April 2, 2026|15 min read

Managed Kubernetes Is Not Managed Kubernetes

How we built a unified managed Kubernetes platform across Natron Cloud, Flex Stack, and customer hyperscalers - and why the cluster itself is only 20% of the work.

By Adrian Berger

1.The cluster is 20% of the work
2.One platform, three infrastructure targets
3.Why managed Kubernetes on a hyperscaler is not enough
4.The batteries we include
4.1.Basic (included in every cluster)
4.2.Premium (for teams that want GitOps and policy enforcement)
4.3.Enterprise (for complex, multi-team environments)
5.Same automation, different base
6.What this looks like in practice
7.The part everyone underestimates: long-term maintenance
8.The real differentiator: operations, not installation
9.Get started

Every major cloud provider offers "managed Kubernetes". Azure has AKS. Google has GKE. And when you spin one up, you get a control plane, some nodes, and a kubeconfig. Congratulations, you have Kubernetes.

What you do not have is a platform.

We have been running managed Kubernetes for Swiss enterprises since 2021, across our own infrastructure and on customer hyperscalers. The single biggest lesson: the gap between a running cluster and a production-ready platform is enormous. This post explains what we actually deliver when we say "Managed Kubernetes", how our platform works across different infrastructure targets, and which batteries we include that you would otherwise spend months building yourself.

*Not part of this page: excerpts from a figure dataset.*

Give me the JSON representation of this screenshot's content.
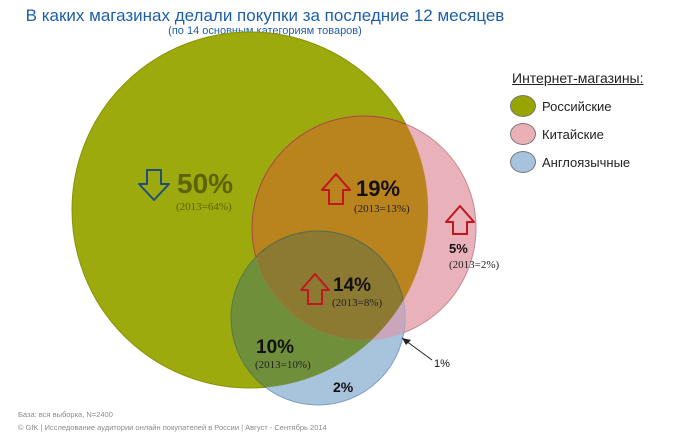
{
  "header": {
    "title": "В каких магазинах делали покупки за последние  12 месяцев",
    "subtitle": "(по 14 основным категориям товаров)"
  },
  "legend": {
    "title": "Интернет-магазины:",
    "items": [
      {
        "label": "Российские",
        "color": "#98a500"
      },
      {
        "label": "Китайские",
        "color": "#eab0b6"
      },
      {
        "label": "Англоязычные",
        "color": "#a7c2dc"
      }
    ]
  },
  "chart_data": {
    "type": "venn",
    "sets": [
      "Российские",
      "Китайские",
      "Англоязычные"
    ],
    "regions": [
      {
        "sets": [
          "Российские"
        ],
        "value": "50%",
        "baseline": "(2013=64%)",
        "trend": "down"
      },
      {
        "sets": [
          "Российские",
          "Китайские"
        ],
        "value": "19%",
        "baseline": "(2013=13%)",
        "trend": "up"
      },
      {
        "sets": [
          "Китайские"
        ],
        "value": "5%",
        "baseline": "(2013=2%)",
        "trend": "up"
      },
      {
        "sets": [
          "Российские",
          "Китайские",
          "Англоязычные"
        ],
        "value": "14%",
        "baseline": "(2013=8%)",
        "trend": "up"
      },
      {
        "sets": [
          "Российские",
          "Англоязычные"
        ],
        "value": "10%",
        "baseline": "(2013=10%)",
        "trend": "none"
      },
      {
        "sets": [
          "Англоязычные"
        ],
        "value": "2%",
        "baseline": "",
        "trend": "none"
      },
      {
        "sets": [
          "Китайские",
          "Англоязычные"
        ],
        "value": "1%",
        "baseline": "",
        "trend": "none"
      }
    ],
    "colors": {
      "russian": "#98a500",
      "chinese": "#e7a9b1",
      "english": "#9fbcd8",
      "down_arrow": "#1f4e79",
      "up_arrow": "#c0161f"
    }
  },
  "footer": {
    "base": "База: вся выборка, N=2400",
    "copyright": "© GfK | Исследование аудитории онлайн покупателей в России | Август - Сентябрь 2014"
  }
}
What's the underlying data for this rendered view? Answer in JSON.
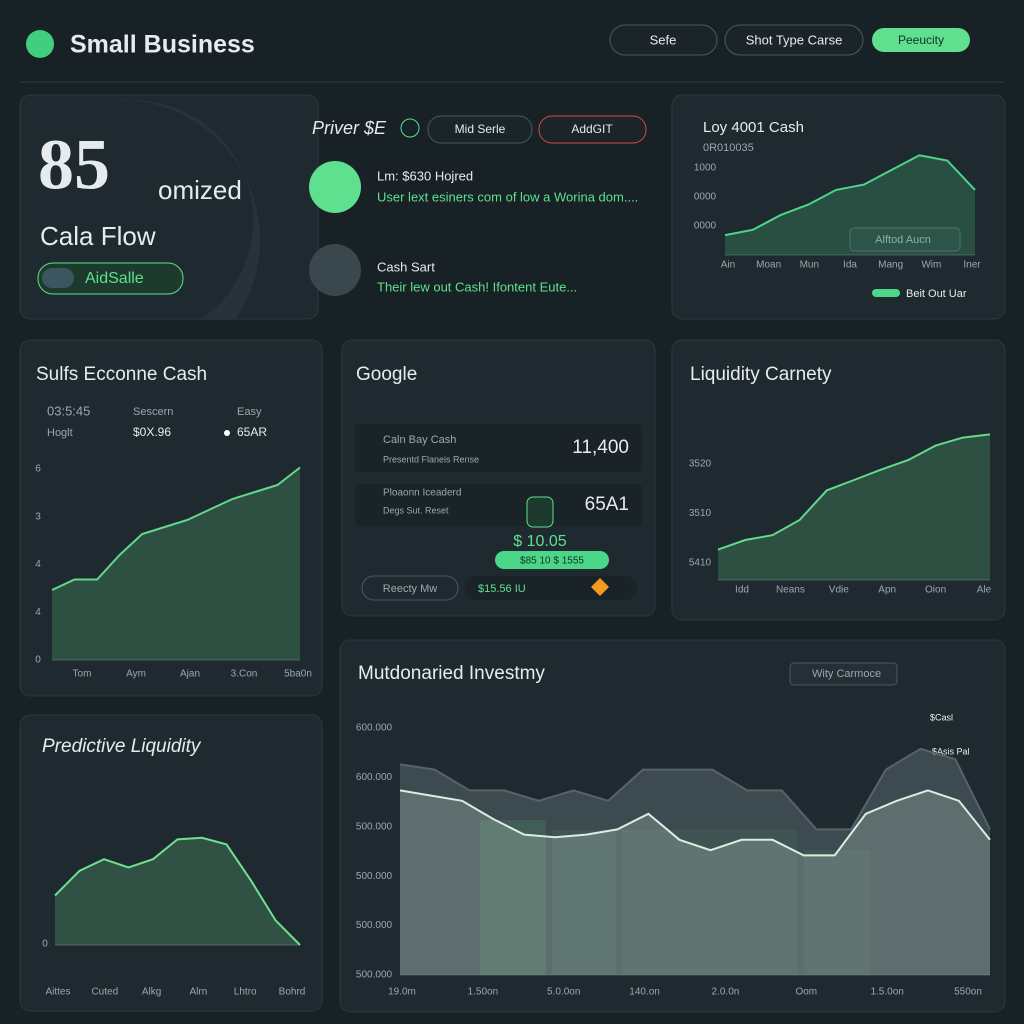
{
  "header": {
    "title": "Small Business",
    "buttons": [
      "Sefe",
      "Shot Type Carse",
      "Peeucity"
    ]
  },
  "hero": {
    "value": "85",
    "suffix": "omized",
    "label": "Cala Flow",
    "button": "AidSalle"
  },
  "privacy": {
    "title": "Priver $E",
    "buttons": [
      "Mid Serle",
      "AddGIT"
    ],
    "items": [
      {
        "title": "Lm: $630 Hojred",
        "text": "User lext esiners com of low a Worina dom...."
      },
      {
        "title": "Cash Sart",
        "text": "Their lew out Cash! Ifontent Eute..."
      }
    ]
  },
  "google": {
    "title": "Google",
    "rows": [
      {
        "label": "Caln Bay Cash",
        "sub": "Presentd Flaneis Rense",
        "value": "11,400"
      },
      {
        "label": "Ploaonn Iceaderd",
        "sub": "Degs Sut. Reset",
        "value": "65A1"
      }
    ],
    "badge": "$ 10.05",
    "badge_sub": "$85 10 $ 1555",
    "button": "Reecty Mw",
    "amount": "$15.56 IU"
  },
  "sulfs_stats": [
    {
      "value": "03:5:45",
      "label": "Hoglt"
    },
    {
      "label": "Sescern",
      "value": "$0X.96"
    },
    {
      "label": "Easy",
      "value": "65AR"
    }
  ],
  "chart_data": [
    {
      "type": "area",
      "title": "Loy 4001 Cash",
      "subtitle": "0R010035",
      "button": "Alftod Aucn",
      "y_labels": [
        "1000",
        "0000",
        "0000"
      ],
      "x_labels": [
        "Ain",
        "Moan",
        "Mun",
        "Ida",
        "Mang",
        "Wim",
        "Iner"
      ],
      "ylim": [
        0,
        10
      ],
      "series": [
        {
          "name": "Beit Out Uar",
          "color": "#4cd68a",
          "values": [
            1.9,
            2.4,
            3.8,
            4.8,
            6.2,
            6.7,
            8.1,
            9.5,
            9.0,
            6.2
          ]
        }
      ]
    },
    {
      "type": "area",
      "title": "Sulfs Ecconne Cash",
      "y_labels": [
        "6",
        "3",
        "4",
        "4",
        "0"
      ],
      "x_labels": [
        "Tom",
        "Aym",
        "Ajan",
        "3.Con",
        "5ba0n"
      ],
      "ylim": [
        0,
        6
      ],
      "series": [
        {
          "color": "#63d98a",
          "values": [
            2.0,
            2.3,
            2.3,
            3.0,
            3.6,
            3.8,
            4.0,
            4.3,
            4.6,
            4.8,
            5.0,
            5.5
          ]
        }
      ]
    },
    {
      "type": "area",
      "title": "Liquidity Carnety",
      "y_labels": [
        "3520",
        "3510",
        "5410"
      ],
      "x_labels": [
        "Idd",
        "Neans",
        "Vdie",
        "Apn",
        "Oion",
        "Ale"
      ],
      "ylim": [
        0,
        10
      ],
      "series": [
        {
          "color": "#63d98a",
          "values": [
            1.9,
            2.5,
            2.8,
            3.75,
            5.6,
            6.25,
            6.9,
            7.5,
            8.4,
            8.9,
            9.1
          ]
        }
      ]
    },
    {
      "type": "area",
      "title": "Predictive Liquidity",
      "y_labels": [
        "0"
      ],
      "x_labels": [
        "Aittes",
        "Cuted",
        "Alkg",
        "Alrn",
        "Lhtro",
        "Bohrd"
      ],
      "ylim": [
        0,
        10
      ],
      "series": [
        {
          "color": "#6fe08f",
          "values": [
            3.0,
            4.5,
            5.2,
            4.7,
            5.2,
            6.4,
            6.5,
            6.1,
            3.9,
            1.5,
            0
          ]
        }
      ]
    },
    {
      "type": "area",
      "title": "Mutdonaried Investmy",
      "button": "Wity Carmoce",
      "annotations": [
        "$Casl",
        "$Asis Pal"
      ],
      "y_labels": [
        "600.000",
        "600.000",
        "500.000",
        "500.000",
        "500.000",
        "500.000"
      ],
      "x_labels": [
        "19.0m",
        "1.50on",
        "5.0.0on",
        "140.on",
        "2.0.0n",
        "Oom",
        "1.5.0on",
        "550on"
      ],
      "ylim": [
        0,
        10
      ],
      "series": [
        {
          "color": "#56646a",
          "values": [
            8.1,
            7.9,
            7.1,
            7.1,
            6.7,
            7.1,
            6.7,
            7.9,
            7.9,
            7.9,
            7.1,
            7.1,
            5.6,
            5.6,
            7.9,
            8.7,
            8.3,
            5.6
          ]
        },
        {
          "color": "#d8efe0",
          "values": [
            7.1,
            6.9,
            6.7,
            6.0,
            5.4,
            5.3,
            5.4,
            5.6,
            6.2,
            5.2,
            4.8,
            5.2,
            5.2,
            4.6,
            4.6,
            6.2,
            6.7,
            7.1,
            6.7,
            5.2
          ]
        }
      ]
    }
  ]
}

The cluster is 20% of the work

When most people hear "Managed Kubernetes", they think about the control plane. Someone else runs etcd, the API server, the scheduler. Nodes get provisioned. Updates get applied. That part is solved. AKS does it, GKE does it, we do it on Natron Cloud.

But a cluster without platform services is like a server without an operating system. You can run things on it, but you will spend most of your time solving problems that have nothing to do with your actual application:

Who manages TLS certificates? Who rotates them before they expire at 2 AM on a Saturday?
Where do logs go? Can you actually find the error that caused last night's outage?
What happens when someone deploys a container running as root with no resource limits?
How do you restore a stateful workload after an accidental kubectl delete?
Who gets paged when a node runs out of disk?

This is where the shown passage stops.